Wednesday, February 22

4-6 p.m. @ The Hotel at Auburn University and Dixon Conference Center

They endured beatings, bombings, harassment and imprisonment—but they changed the Civil Rights Movement and demonstrated the power of individual actions to transform the nation.

In 1961, Civil Rights activists organized by the Congress of Racial Equality rode interstate buses deep into the heart of segregated America to challenge local laws and customs that denied ordinary citizens basic freedoms because of the color of their skin. The 1960 Supreme Court Decision Boynton v. Virginia granted them the legal right to buy tickets for buses and sit where they’d like, but all were aware they would face violence and vitriol in the fight to end white supremacy.

The Auburn Alumni Association will be holding a free public event featuring two former Freedom Riders as they describe those dangerous, uncertain times in their own words and memories on Wednesday, Feb. 22, at the Dixon Conference Center of the Auburn University Hotel. A Facebook Live portal on the alumni association website will be streaming the event online for those who unable to attend.

Bill Harbour was only 19 when he traveled to Rock Hill, S.C., to serve jail time in solidarity with the “Rock Hill Nine,” who were imprisoned for a lunch counter sit-in. Harbour was the first to exit the Nashville Movement Freedom Ride when it arrived at the Montgomery Greyhound Bus Station and was met immediately by a mob of more than 200 people wielding lead pipes and baseball bats—and escaped with his life. A native of Piedmont, Ala., Harbour currently lives in Atlanta and serves as the unofficial archivist of the Freedom Rider Movement.

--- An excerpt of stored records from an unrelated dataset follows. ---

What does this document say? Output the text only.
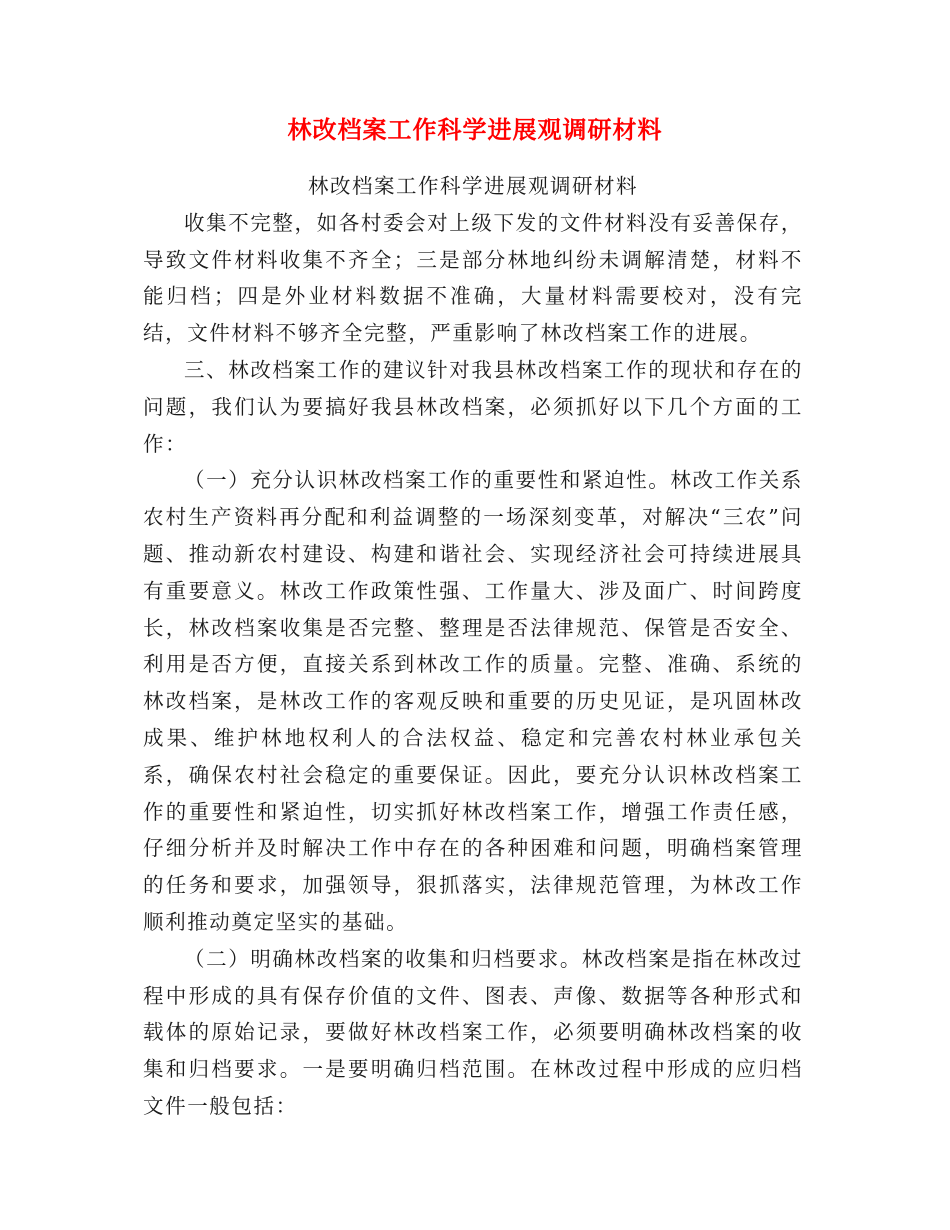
林改档案工作科学进展观调研材料

林改档案工作科学进展观调研材料

收集不完整，如各村委会对上级下发的文件材料没有妥善保存，导致文件材料收集不齐全；三是部分林地纠纷未调解清楚，材料不能归档；四是外业材料数据不准确，大量材料需要校对，没有完结，文件材料不够齐全完整，严重影响了林改档案工作的进展。

三、林改档案工作的建议针对我县林改档案工作的现状和存在的问题，我们认为要搞好我县林改档案，必须抓好以下几个方面的工作：

（一）充分认识林改档案工作的重要性和紧迫性。林改工作关系农村生产资料再分配和利益调整的一场深刻变革，对解决“三农”问题、推动新农村建设、构建和谐社会、实现经济社会可持续进展具有重要意义。林改工作政策性强、工作量大、涉及面广、时间跨度长，林改档案收集是否完整、整理是否法律规范、保管是否安全、利用是否方便，直接关系到林改工作的质量。完整、准确、系统的林改档案，是林改工作的客观反映和重要的历史见证，是巩固林改成果、维护林地权利人的合法权益、稳定和完善农村林业承包关系，确保农村社会稳定的重要保证。因此，要充分认识林改档案工作的重要性和紧迫性，切实抓好林改档案工作，增强工作责任感，仔细分析并及时解决工作中存在的各种困难和问题，明确档案管理的任务和要求，加强领导，狠抓落实，法律规范管理，为林改工作顺利推动奠定坚实的基础。

（二）明确林改档案的收集和归档要求。林改档案是指在林改过程中形成的具有保存价值的文件、图表、声像、数据等各种形式和载体的原始记录，要做好林改档案工作，必须要明确林改档案的收集和归档要求。一是要明确归档范围。在林改过程中形成的应归档文件一般包括：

Charles Person was the youngest member of the 1961 Congress of Racial Equality’s inaugural Freedom Ride at only 18. A gifted math and physics student who dreamed of a career as a scientist but who was refused admission to the Georgia Institute of Technology, Person became active in civil disobedience around Atlanta while attending Morehouse College, serving a 16-day jail sentence for sitting at a segregated lunch counter. Person was one of the most severely beaten Freedom Riders at the Birmingham Trailways Bus Station riot on May 14, 1961. Person enlisted in the Marines in late 1961 and retired after two decades of service. He now works in Atlanta public schools as a technology supervisor.

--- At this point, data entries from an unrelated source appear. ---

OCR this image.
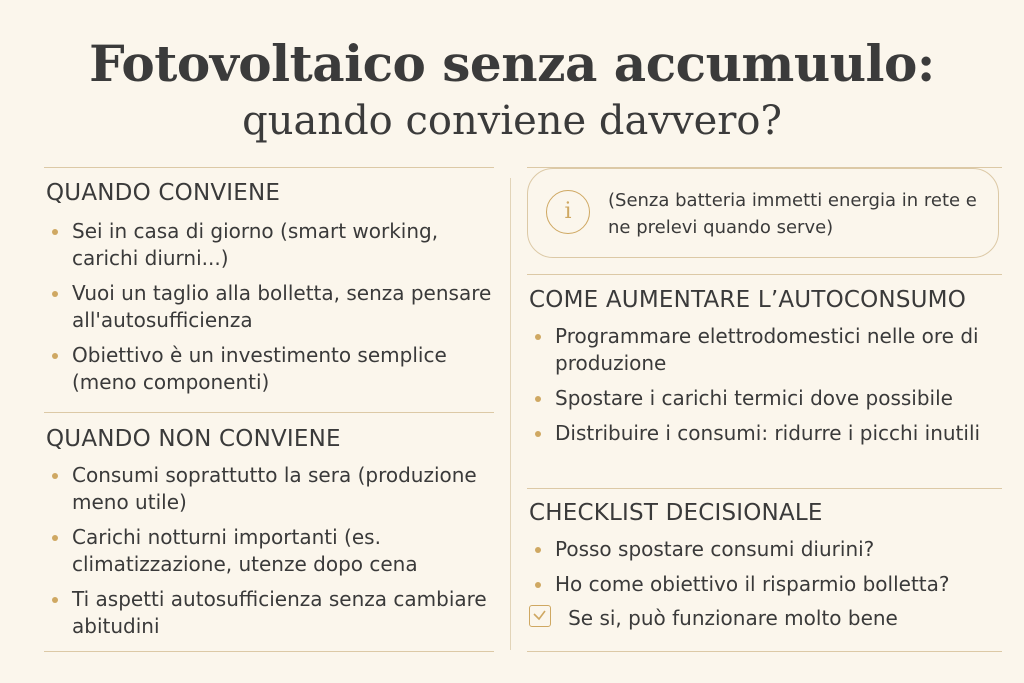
Fotovoltaico senza accumuulo:
quando conviene davvero?
QUANDO CONVIENE
Sei in casa di giorno (smart working, carichi diurni...)
Vuoi un taglio alla bolletta, senza pensare all'autosufficienza
Obiettivo è un investimento semplice (meno componenti)
QUANDO NON CONVIENE
Consumi soprattutto la sera (produzione meno utile)
Carichi notturni importanti (es. climatizzazione, utenze dopo cena
Ti aspetti autosufficienza senza cambiare abitudini
i	(Senza batteria immetti energia in rete e ne prelevi quando serve)
COME AUMENTARE L’AUTOCONSUMO
Programmare elettrodomestici nelle ore di produzione
Spostare i carichi termici dove possibile
Distribuire i consumi: ridurre i picchi inutili
CHECKLIST DECISIONALE
Posso spostare consumi diurini?
Ho come obiettivo il risparmio bolletta?
Se si, può funzionare molto bene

On Jan. 12, 2017, then-President Barack Obama approved three Civil Rights monuments, including 5.6 acres of parkland on the site of the historic Greyhound Bus Station in Anniston, Ala., as the Freedom Riders National Monument, an official part of the National Park Service. The park will be developed at the bus station where an angry mob attacked a Greyhound bus carrying seven Freedom Riders on Mother’s Day, 1961, to the grocery store grounds where their bus was famously set on fire, strengthening the Freedom Riders’ resolve in the process. Planning and design for the Freedom Riders National Monument are now under way.